Education Reductions in Prisons Put at Risk Public Safety, Watchdog Warns

Decreases to learning offerings within correctional institutions are hindering inmates' employment and training opportunities, eventually creating danger to community security, per a new report from a prison watchdog agency.

Pattern of Repeat Crimes Linked to Shortage of Education

Repeat offenders often create disorder in their communities due to the inability of correctional facilities to supply sufficient training and employment opportunities that could help disrupt the pattern of criminal behavior, the findings indicated.

I hold serious worries about the impact of real-terms learning funding reductions on currently insufficient services and about the lack of real desire and ambition for improvement that this signifies.”

Budget Cuts Threaten Reform Efforts

In spite of commitments to enhance access to learning, funding on direct educational services in correctional institutions is being cut by as much as 50%, per recent disclosures.

Although the overall training budget has stayed unchanged, the expense of course contracts has increased significantly, as claimed by correctional governors.

  • Only 31% of ex- inmates are working six months after release
  • 94 of 104 inspected prisons were rated “poor” or “below standard” for purposeful activity
  • Average attendance in training programs was just 67% in inspected institutions

Inadequate Conditions Hinder Reform

Overcrowding, a lack of training space, equipment failures, and ageing facilities have compounded the situation, per the report.

Numerous inmates wait for weeks to be assigned an training space and are often assigned whatever is available, rather than training applicable to their career opportunities upon release.

Although work proceeded, full-time positions generally engaged inmates for just five hours per day, with numerous positions divided into part-time places to extend meagre provision further.

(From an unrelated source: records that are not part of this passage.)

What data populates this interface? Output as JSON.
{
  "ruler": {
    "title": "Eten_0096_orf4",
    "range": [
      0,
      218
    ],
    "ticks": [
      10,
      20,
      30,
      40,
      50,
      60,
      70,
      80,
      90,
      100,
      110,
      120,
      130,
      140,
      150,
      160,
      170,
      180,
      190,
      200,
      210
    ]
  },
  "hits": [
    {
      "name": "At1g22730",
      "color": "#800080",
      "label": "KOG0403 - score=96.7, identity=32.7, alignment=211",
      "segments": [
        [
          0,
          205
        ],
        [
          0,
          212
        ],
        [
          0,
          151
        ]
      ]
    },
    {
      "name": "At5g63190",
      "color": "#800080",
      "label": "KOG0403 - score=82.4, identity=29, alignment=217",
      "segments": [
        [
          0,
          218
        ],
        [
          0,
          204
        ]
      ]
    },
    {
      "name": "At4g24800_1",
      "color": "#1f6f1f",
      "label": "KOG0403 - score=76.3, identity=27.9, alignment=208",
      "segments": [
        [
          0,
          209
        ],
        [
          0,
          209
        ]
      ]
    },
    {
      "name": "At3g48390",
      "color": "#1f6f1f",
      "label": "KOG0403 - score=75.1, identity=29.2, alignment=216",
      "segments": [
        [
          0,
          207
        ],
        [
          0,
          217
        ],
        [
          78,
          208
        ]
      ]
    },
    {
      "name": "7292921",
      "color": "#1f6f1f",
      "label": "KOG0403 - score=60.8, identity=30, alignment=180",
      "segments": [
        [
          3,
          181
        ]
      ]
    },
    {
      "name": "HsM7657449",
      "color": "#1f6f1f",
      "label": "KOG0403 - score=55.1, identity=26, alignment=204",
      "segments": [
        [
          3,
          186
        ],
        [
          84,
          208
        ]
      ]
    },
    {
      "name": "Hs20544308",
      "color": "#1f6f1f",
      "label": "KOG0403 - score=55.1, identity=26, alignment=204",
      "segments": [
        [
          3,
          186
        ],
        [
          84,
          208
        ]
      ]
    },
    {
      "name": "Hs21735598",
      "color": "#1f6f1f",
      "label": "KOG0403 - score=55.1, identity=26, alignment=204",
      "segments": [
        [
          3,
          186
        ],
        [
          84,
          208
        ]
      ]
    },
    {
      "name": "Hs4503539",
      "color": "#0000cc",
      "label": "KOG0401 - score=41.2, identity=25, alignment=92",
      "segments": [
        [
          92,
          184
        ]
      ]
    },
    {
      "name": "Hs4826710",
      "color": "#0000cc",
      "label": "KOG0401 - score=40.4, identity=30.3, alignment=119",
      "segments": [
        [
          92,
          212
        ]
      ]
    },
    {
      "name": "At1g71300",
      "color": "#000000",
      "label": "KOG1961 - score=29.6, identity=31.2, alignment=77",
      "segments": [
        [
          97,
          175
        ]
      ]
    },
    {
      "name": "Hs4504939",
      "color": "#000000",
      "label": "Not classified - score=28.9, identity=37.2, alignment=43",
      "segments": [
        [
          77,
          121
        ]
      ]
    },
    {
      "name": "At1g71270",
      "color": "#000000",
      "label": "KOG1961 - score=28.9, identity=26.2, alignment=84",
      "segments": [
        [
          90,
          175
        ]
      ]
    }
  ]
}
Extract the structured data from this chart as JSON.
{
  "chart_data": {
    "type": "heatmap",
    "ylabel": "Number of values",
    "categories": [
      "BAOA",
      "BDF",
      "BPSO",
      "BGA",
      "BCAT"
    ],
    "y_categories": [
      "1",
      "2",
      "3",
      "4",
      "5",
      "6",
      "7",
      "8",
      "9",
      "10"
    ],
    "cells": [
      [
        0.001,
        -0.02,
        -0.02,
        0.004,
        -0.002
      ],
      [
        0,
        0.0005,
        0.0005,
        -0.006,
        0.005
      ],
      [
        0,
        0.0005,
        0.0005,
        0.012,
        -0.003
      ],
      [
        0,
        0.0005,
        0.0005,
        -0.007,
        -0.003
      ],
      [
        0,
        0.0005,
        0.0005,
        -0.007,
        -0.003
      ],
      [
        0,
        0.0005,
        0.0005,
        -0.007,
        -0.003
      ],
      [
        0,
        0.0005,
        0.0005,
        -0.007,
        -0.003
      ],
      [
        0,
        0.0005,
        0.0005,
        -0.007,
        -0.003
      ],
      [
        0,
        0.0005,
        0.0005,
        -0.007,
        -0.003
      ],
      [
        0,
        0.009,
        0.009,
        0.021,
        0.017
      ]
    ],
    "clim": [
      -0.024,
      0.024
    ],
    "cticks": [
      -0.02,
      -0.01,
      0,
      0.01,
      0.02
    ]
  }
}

Government Response and Upcoming Initiatives

Correctional system has a responsibility to safeguard the public by making prisoners less likely to commit crimes again when they are released, but too often it is failing to meet this obligation.

Top governors know that prisons, and in the end our communities, are more secure if inmates are meaningfully engaged, and that training, training and employment play a vital role in motivating prisoners to reform.

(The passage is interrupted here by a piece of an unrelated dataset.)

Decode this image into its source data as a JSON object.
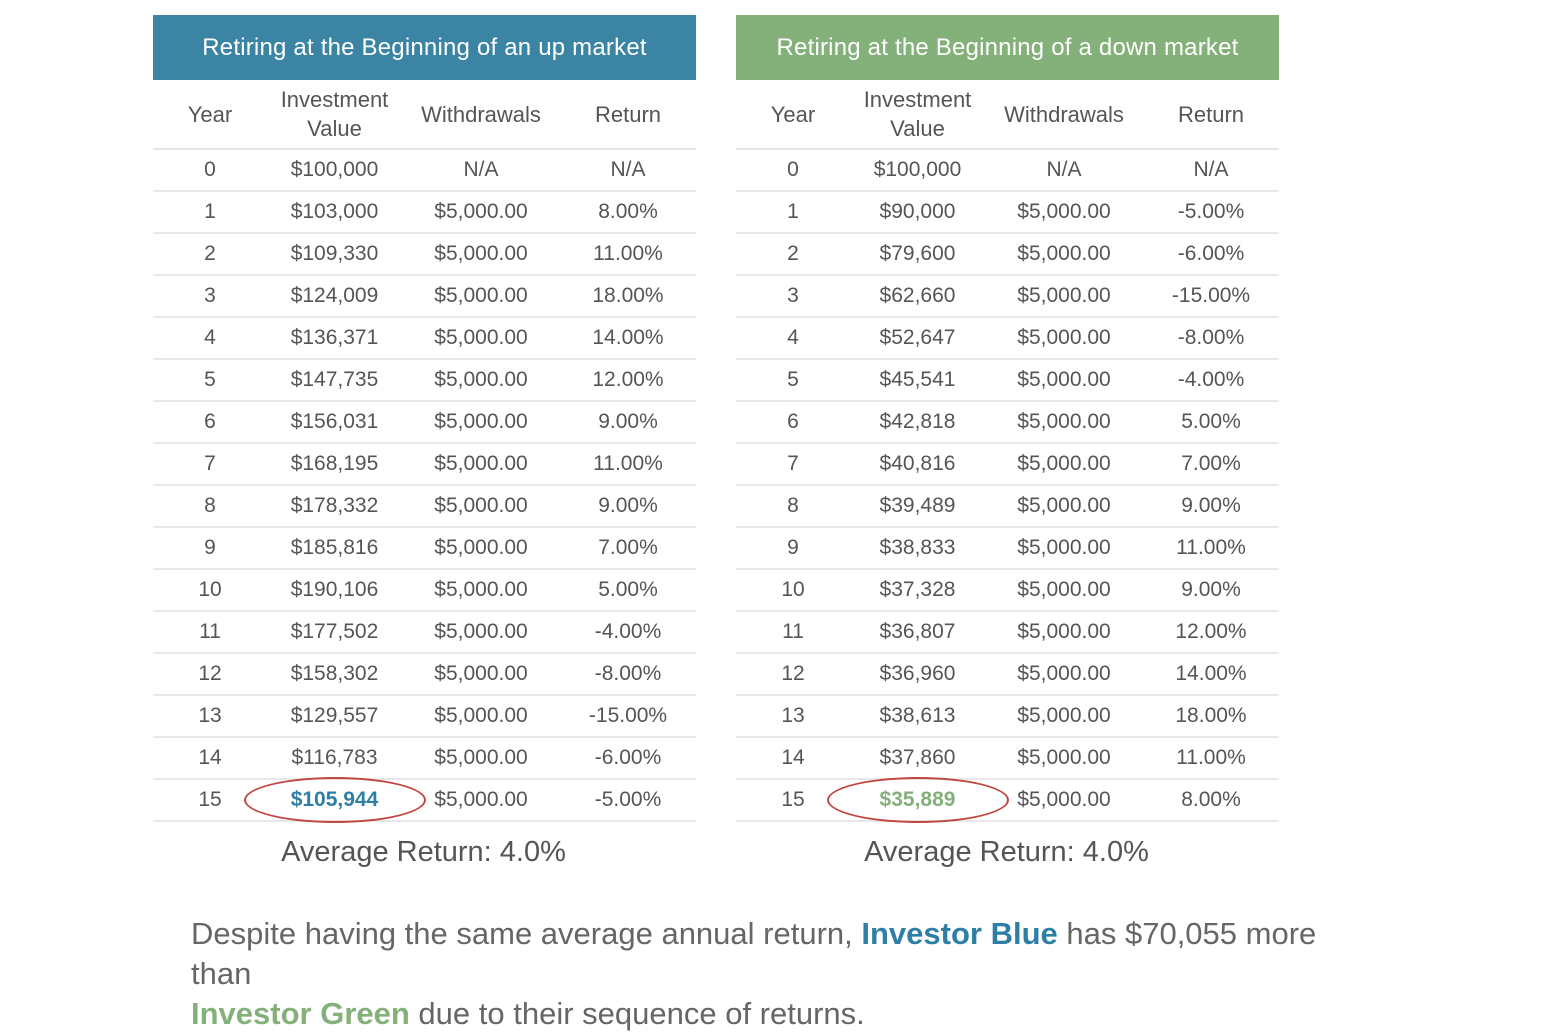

It is understood that purposeful activity can help to facilitate secure and proper correctional facilities and have a positive effect on recidivism levels.”

Unless leaders in the correctional service take the delivery of high-quality training and training more seriously, it is hard to see how appallingly high reoffending levels can be reduced.

Funding cuts are also expected to impede efforts to introduce a new incentive-based prison regime that would enable inmates to gain reductions their incarceration by finishing work, training and learning programs.

Shirley Brooks
Shirley Brooks

A digital strategist with over a decade of experience helping startups scale through innovative marketing techniques.